Write programs to work together.
Write programs to handle text streams, because that is a universal interface."
-Doug McIlroy
Name:
Anonymous2008-02-12 21:59
1. Small is beautiful.
2. Make each program do one thing well.
3. Build a prototype as soon as possible.
4. Choose portability over efficiency.
5. Store data in flat text files.
6. Use software leverage to your advantage.
7. Use shell scripts to increase leverage and portability.
8. Avoid captive user interfaces.
9. Make every program a filter.
-Mike Gancarz
Name:
Anonymous2008-02-12 22:03
first one, of course, is by Rob Pike
Name:
Anonymous2008-02-12 22:07
and reading this, he was enlightened.
Name:
Anonymous2008-02-12 22:17
*7
Write all your code in Scheme to please Sussman & Co.
Name:
Anonymous2008-02-12 22:45
Write programs using C++ or Java, as these are the most commonly used.
Write programs using Design Patterns.
Search on google first before starting.
>>11
I suspect he means that either data structure design is more important than algorithmic selection/optimization, or that programs should always concentrate on the data they manipulate instead of how they manipulate it, but just said it like a faggot, possibly because he is a faggot, seeing as both points are riddled with bullshit.
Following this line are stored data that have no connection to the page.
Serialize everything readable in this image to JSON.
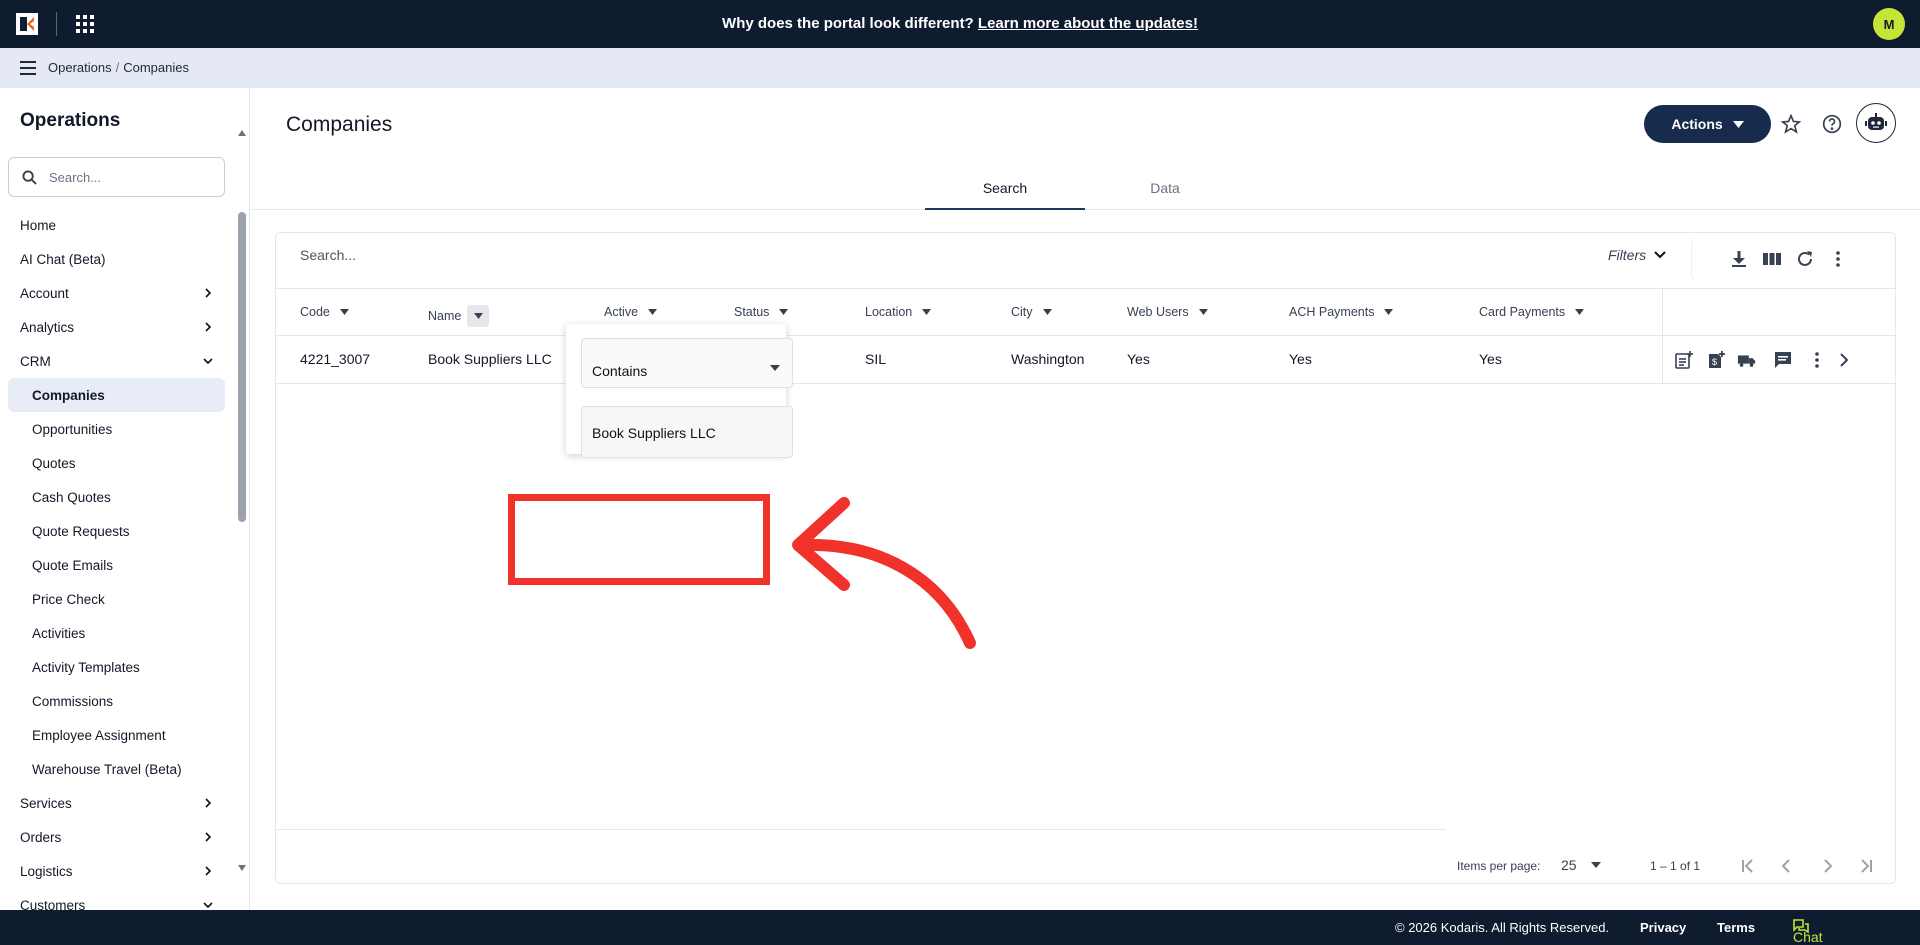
{
  "topbar": {
    "announcement": "Why does the portal look different?",
    "announcement_link": "Learn more about the updates!",
    "avatar_initial": "M"
  },
  "breadcrumb": {
    "parent": "Operations",
    "current": "Companies",
    "separator": "/"
  },
  "sidebar": {
    "title": "Operations",
    "search_placeholder": "Search...",
    "items": [
      {
        "label": "Home"
      },
      {
        "label": "AI Chat (Beta)"
      },
      {
        "label": "Account"
      },
      {
        "label": "Analytics"
      },
      {
        "label": "CRM"
      },
      {
        "label": "Companies"
      },
      {
        "label": "Opportunities"
      },
      {
        "label": "Quotes"
      },
      {
        "label": "Cash Quotes"
      },
      {
        "label": "Quote Requests"
      },
      {
        "label": "Quote Emails"
      },
      {
        "label": "Price Check"
      },
      {
        "label": "Activities"
      },
      {
        "label": "Activity Templates"
      },
      {
        "label": "Commissions"
      },
      {
        "label": "Employee Assignment"
      },
      {
        "label": "Warehouse Travel (Beta)"
      },
      {
        "label": "Services"
      },
      {
        "label": "Orders"
      },
      {
        "label": "Logistics"
      },
      {
        "label": "Customers"
      }
    ]
  },
  "main": {
    "title": "Companies",
    "actions_label": "Actions",
    "tabs": [
      {
        "label": "Search"
      },
      {
        "label": "Data"
      }
    ],
    "search_placeholder": "Search...",
    "filters_label": "Filters",
    "columns": [
      "Code",
      "Name",
      "Active",
      "Status",
      "Location",
      "City",
      "Web Users",
      "ACH Payments",
      "Card Payments"
    ],
    "row": {
      "code": "4221_3007",
      "name": "Book Suppliers LLC",
      "location": "SIL",
      "city": "Washington",
      "web_users": "Yes",
      "ach_payments": "Yes",
      "card_payments": "Yes"
    },
    "filter_popup": {
      "operator": "Contains",
      "value": "Book Suppliers LLC"
    },
    "pager": {
      "items_per_page_label": "Items per page:",
      "items_per_page": "25",
      "range": "1 – 1 of 1"
    }
  },
  "footer": {
    "copyright": "© 2026 Kodaris. All Rights Reserved.",
    "privacy": "Privacy",
    "terms": "Terms",
    "chat": "Chat with us"
  },
  "colors": {
    "navy": "#0f1b2e",
    "accent": "#c4e538",
    "highlight": "#f0322a"
  }
}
Agreed, it's simply not the ENTERPRISE way. As we all know, there are 3 pillars to ENTERPRISE: J2EE, SQL, and XML. I said XML
, not text files! Did I ask for a text-fileable markup language? hell naw .
>>20
Which is a load of bullshit. There are too many ways to do things, and requirements change over the years, hardware performance changes over time (from loop unrolling destroying cache space, to multicore now speeding up different things), to say "the best will be obvious". Seriously, the inventors of Unix were at the fucking newbie stage of computing.
Name:
Anonymous2008-02-14 1:25
>>25
Okay, I now think Rob Pike is awesome from reading his quotes on wikipedia:
* "Not only is UNIX dead, it's starting to smell really bad." - circa 1991 [1]
* "Object-oriented design is the roman numerals of computing." - [2]
* "There's no such thing as a simple cache bug." [3]
* "Caches aren't architecture, they're just optimization." [4]
* "Sockets are the X windows of IO interfaces." [5]
* "Sometimes when you fill a vacuum, it still sucks." - on the X Window System [6]
* "Unix never says `please.'" [7]
* "Those days are dead and gone and the eulogy was delivered by Perl."[8] - on one tool for one job
* "I started keeping a list of these annoyances but it got too long and depressing so I just learned to live with them again. We really are using a 1970s era operating system well past its sell-by date. We get a lot done, and we have fun, but let's face it, the fundamental design of Unix is older than many of the readers of Slashdot, while lots of different, great ideas about computing and networks have been developed in the last 30 years. Using Unix is the computing equivalent of listening only to music by David Cassidy."[9]
1. Make stuff as obscure as possible.
2. Generate a 800kb autoconf file for it so it will fail to compile with different error messages on different systems.
3. RTFM
>>29
lol autoconf/automake/etc. fucking suck ass to configure. actually using them isn't hard because they usually give pretty good messages, usually telling you what libraries you need.
Name:
Anonymous2008-02-15 1:44
>>28
Don't forget checking for a Fortran compiler when configuring a program that only uses C.